Since then things are looking a little less dire on the drought front, post-bushfire rebuilding has begun (and the bushfires are now the tourism industry’s long forgotten threat) and the government has switched from surplus obsession to massive fiscal stimulus.

The RBA has implemented “unconventional measures” for the first time in history.

Longview’s conclusion is that while the US is not without economic and financial market excess, overall measures of fundamental excess in the economy are low. The virus outbreak is therefore unlikely to trigger a phase of economic pain that’s both deep and long lasting, provided the authorities are relatively effective at bringing the virus under control, therefore limiting the time economic activity is curtailed by containment.
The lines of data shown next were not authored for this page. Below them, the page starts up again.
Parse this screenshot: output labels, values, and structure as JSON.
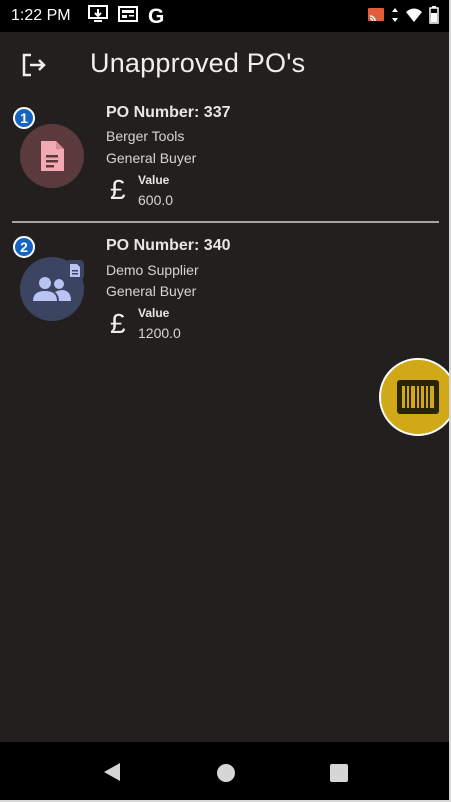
{
  "status_bar": {
    "time": "1:22 PM",
    "left_icons": [
      "download-icon",
      "news-icon",
      "google-icon"
    ],
    "google_glyph": "G",
    "right_icons": [
      "cast-icon",
      "data-arrows-icon",
      "wifi-icon",
      "battery-icon"
    ]
  },
  "header": {
    "title": "Unapproved PO's",
    "logout_icon": "logout-icon"
  },
  "purchase_orders": [
    {
      "badge": "1",
      "po_number": "PO Number: 337",
      "supplier": "Berger Tools",
      "buyer": "General Buyer",
      "currency_symbol": "£",
      "value_label": "Value",
      "value": "600.0",
      "avatar_icon": "document-icon",
      "avatar_color": "#5a3a3d",
      "icon_color": "#f3a9b3"
    },
    {
      "badge": "2",
      "po_number": "PO Number: 340",
      "supplier": "Demo Supplier",
      "buyer": "General Buyer",
      "currency_symbol": "£",
      "value_label": "Value",
      "value": "1200.0",
      "avatar_icon": "people-icon",
      "avatar_color": "#3b4460",
      "icon_color": "#b9c4f5"
    }
  ],
  "fab": {
    "icon": "barcode-icon",
    "color": "#d0a818"
  },
  "nav_bar": {
    "icons": [
      "back-icon",
      "home-icon",
      "recents-icon"
    ]
  },
  "colors": {
    "background": "#231f1f",
    "divider": "#a9a4a4",
    "text_primary": "#e9e5e5"
  }
}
Hence this correction will likely most resemble those three above associated with a milder recession and/or major shock. The ultimate size of the correction will be limited by policy response (monetary and fiscal), and by evidence (a) the virus is being contained, (b) has a lower mortality rate than feared, and (c) is eventually mitigated by a vaccine (probably 12 months).

The Bottom

Stock markets discount future earnings, implying the stock market will turn before the economy does. When the virus outbreak began economists factored in one quarter of economic contraction, before moving to two (technical recession) and perhaps now on to three or maybe more, depending on the conditions noted above.

There is no definition of a “depression” other than a recession that goes on for a very long time.
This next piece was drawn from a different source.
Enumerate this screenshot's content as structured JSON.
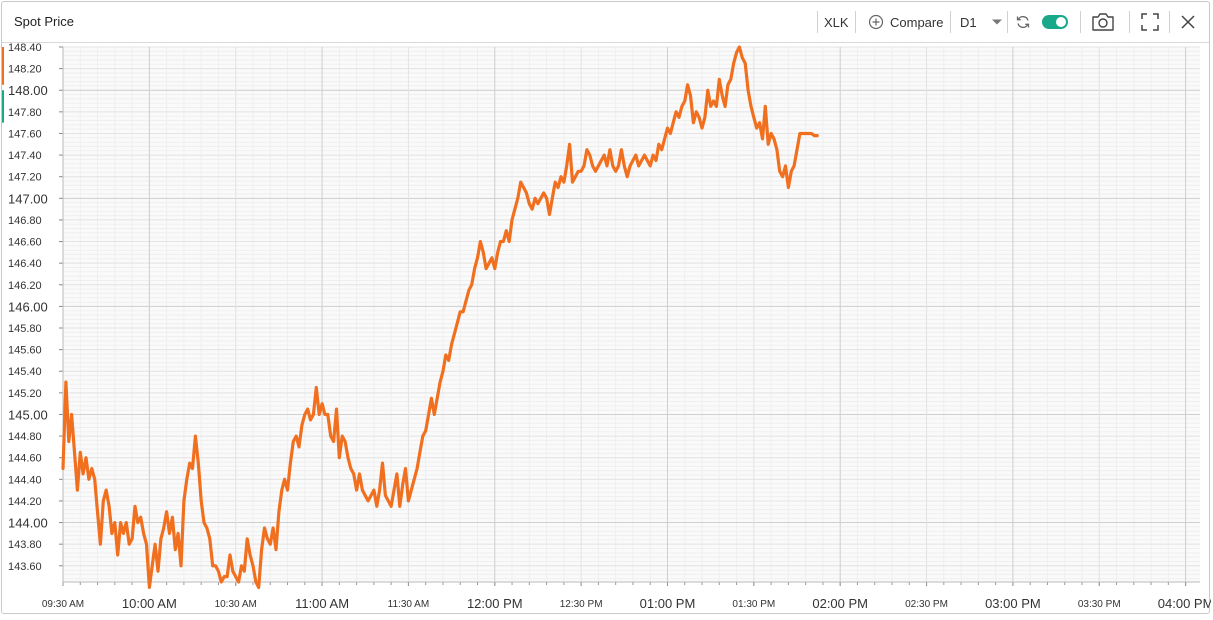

As the charts published earlier in this article suggest, typically such events feature a bear market correction followed by another downturn at a later date. All bear markets – even this one, despite the speed, feature the odd snap-back rally that is quickly snuffed out by previously slow movers on the sell-side. The question is as to when will this correction stop, and will that be the bottom?

All agree the correction will end the day it is clearly evident the pace of growth in the virus case-count, particularly in the US, is slowing. Arguably it might end before that, on the back of massive stimulus, if bold first-movers believe a light may be at the end of the tunnel.

All agree that when that day comes, the relief rally will be fierce. But then all agree the world is headed into recession. They just don’t know how deeply and for how long.

If there is to be a second-wave correction following a sharp relief rally, it will likely be triggered by data-shock (not to mention an expectation a second wave must follow). We have not yet posted one quarter of contraction, let alone two.

February economic data are now misleading and March data will still be half misleading so we’ll have to wait until at least May to see the true impact on most data series. In April we’ll get a first estimate of March quarter US GDP, and it will not be until July a recession can officially be called, despite the fact everyone will know they’re in one by that point.

In Australia, we won’t get a March quarter GDP reading until June, and a June quarter until September.

One factor oft underlined is that this particular crisis is impacting on both the demand side (locked up consumers) and supply side (shuttered factories) of the economy, making it “unique”.

“Unique” is not encouraging, as it implies “this time it’s different”, and history suggests it never is. Yet looking at all the history outlined in this article, it is difficult to make a direct comparison with history.

Indeed, the closest comparison, if we think of lockdowns and food shortages, is the War, as many have suggested. During the War, falling stock market prices were the least of one’s problems.